The syndicate was headed by a Singaporean known as Ah Chai Teo, along with Huang Chen, a Taiwanese, Lim Hoi Chung, a HongKong-British national, Chen Qwee Khai, another Singaporean, and Chen Zhi Quiang, a Chinese national, Police Director Samuel Pagdilao, CIDG Director, said in a press conference.
Ah Chai Teo, alias Aceteo, was found to be an illegal resident and a businessman in the country, AMLC officials said.
Several Filipino cohorts were identified as Romy Diaz Flores, retired policeman Guerrero Villacorta, Maryann Vasquez Basan, Pacido Ramos, and Janet Villareal, Pagdilao said.
The modus operandi of the syndicate was to attract foreign scrap metal buyers to buy large amounts of scrap metal but to later replace the scrap metal with garbage, rocks, and concrete as it was being shipped.

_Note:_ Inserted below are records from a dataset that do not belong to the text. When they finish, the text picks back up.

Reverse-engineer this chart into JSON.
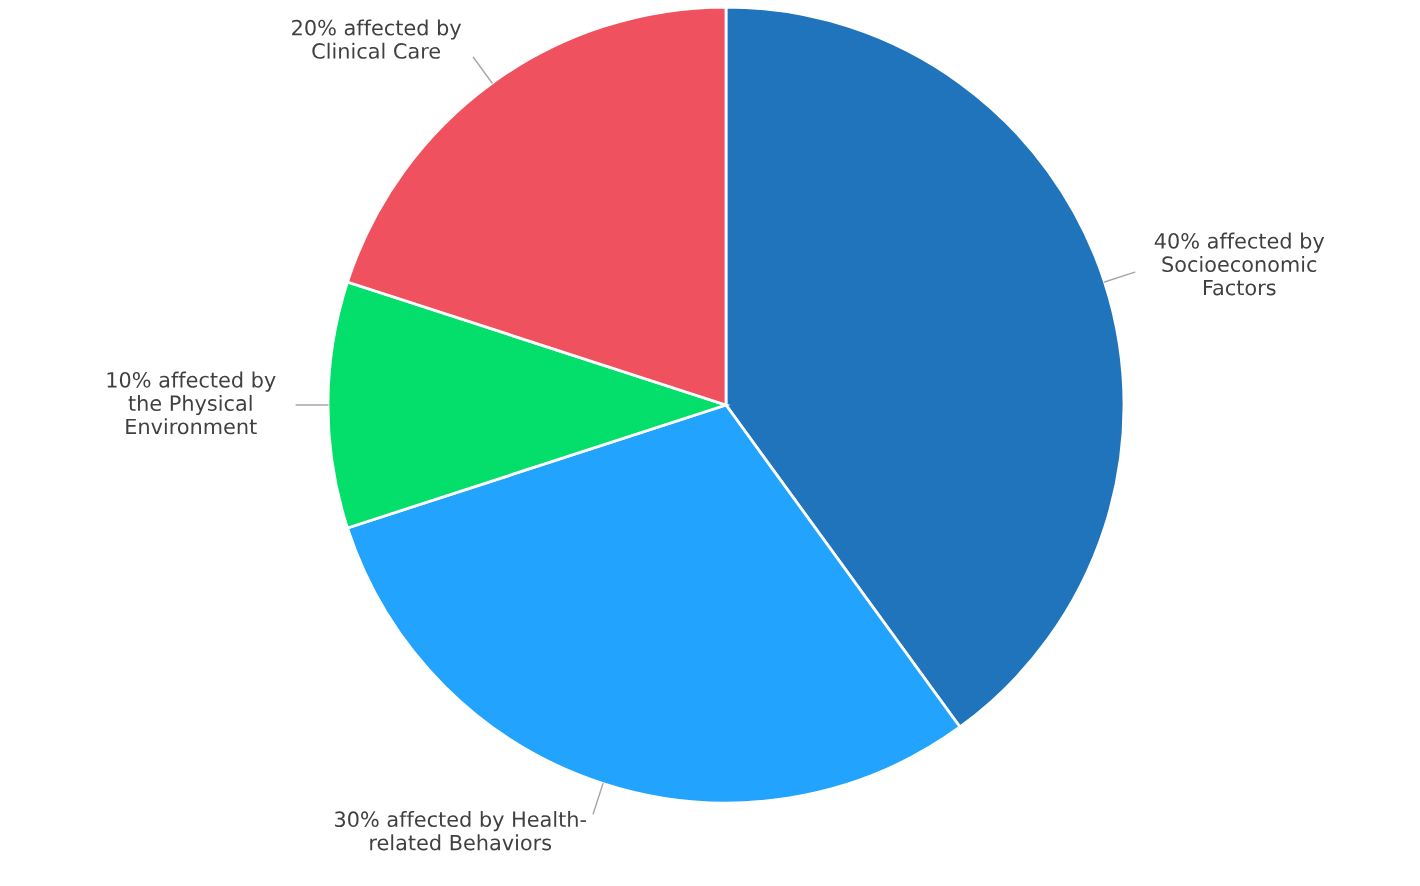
{
  "chart_data": {
    "type": "pie",
    "categories": [
      "40% affected by\nSocioeconomic\nFactors",
      "30% affected by Health-\nrelated Behaviors",
      "10% affected by\nthe Physical\nEnvironment",
      "20% affected by\nClinical Care"
    ],
    "values": [
      40,
      30,
      10,
      20
    ],
    "colors": [
      "#1f74bb",
      "#21a3fe",
      "#03df6a",
      "#f0515e"
    ],
    "legend": false
  }
}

One of the businessmen who had been victimized was Lin Shang Yin from China. Yin had ordered 346.129 metric tons of copper wires from Zephyr Metal Trading, one of the syndicate’s fronts, in February 2011 at $7,000 per metric ton for a total of $2,422,903.
Yin came to the warehouse of the syndicate to seal the deal and to witness the scrap metal loaded into a shipping container and sealed.
During the shipping of the container, however, its doors were dismantled at the hinges so as not to break the seal, the copper wires were unloaded and replaced with rocks, concrete, and garbage, and then the door was bolted again.
Aceteo’s group required half of the payment to be paid after the scrap metal was loaded and sealed inside the container and the other half as the shipment was in transit.
When the shipping container had arrived and was opened, the victim realized he was defrauded by the syndicate.
The syndicate had created several shell firms as a front as well as a couple of legitimate corporations that were used to launder money.
Investigators had found out that the syndicate has been using the same modus operandi for more than 10 years meaning there are more likely many other foreign companies that have been victimized.
CIDG has already filed a case of syndicated estafa against all suspects before the Department of Justice. More than 150 personal and corporate bank accounts have already been frozen, Pagdilao said.
They were able to trace the money trail with the help of the banks and the AMLC, he added.
Aceteo was found to have left the country on February 2, 2012 according to data from the Bureau of Immigration and Deportation. Two other members, Lim Hoi Chung and Chen Qwee Khai, have also left the country last October 16, 2012 and January 9, 2012.
Pagdilao said that they have already begun coordination with international authorities to help them in determining the locations of the suspects and to apprehend them.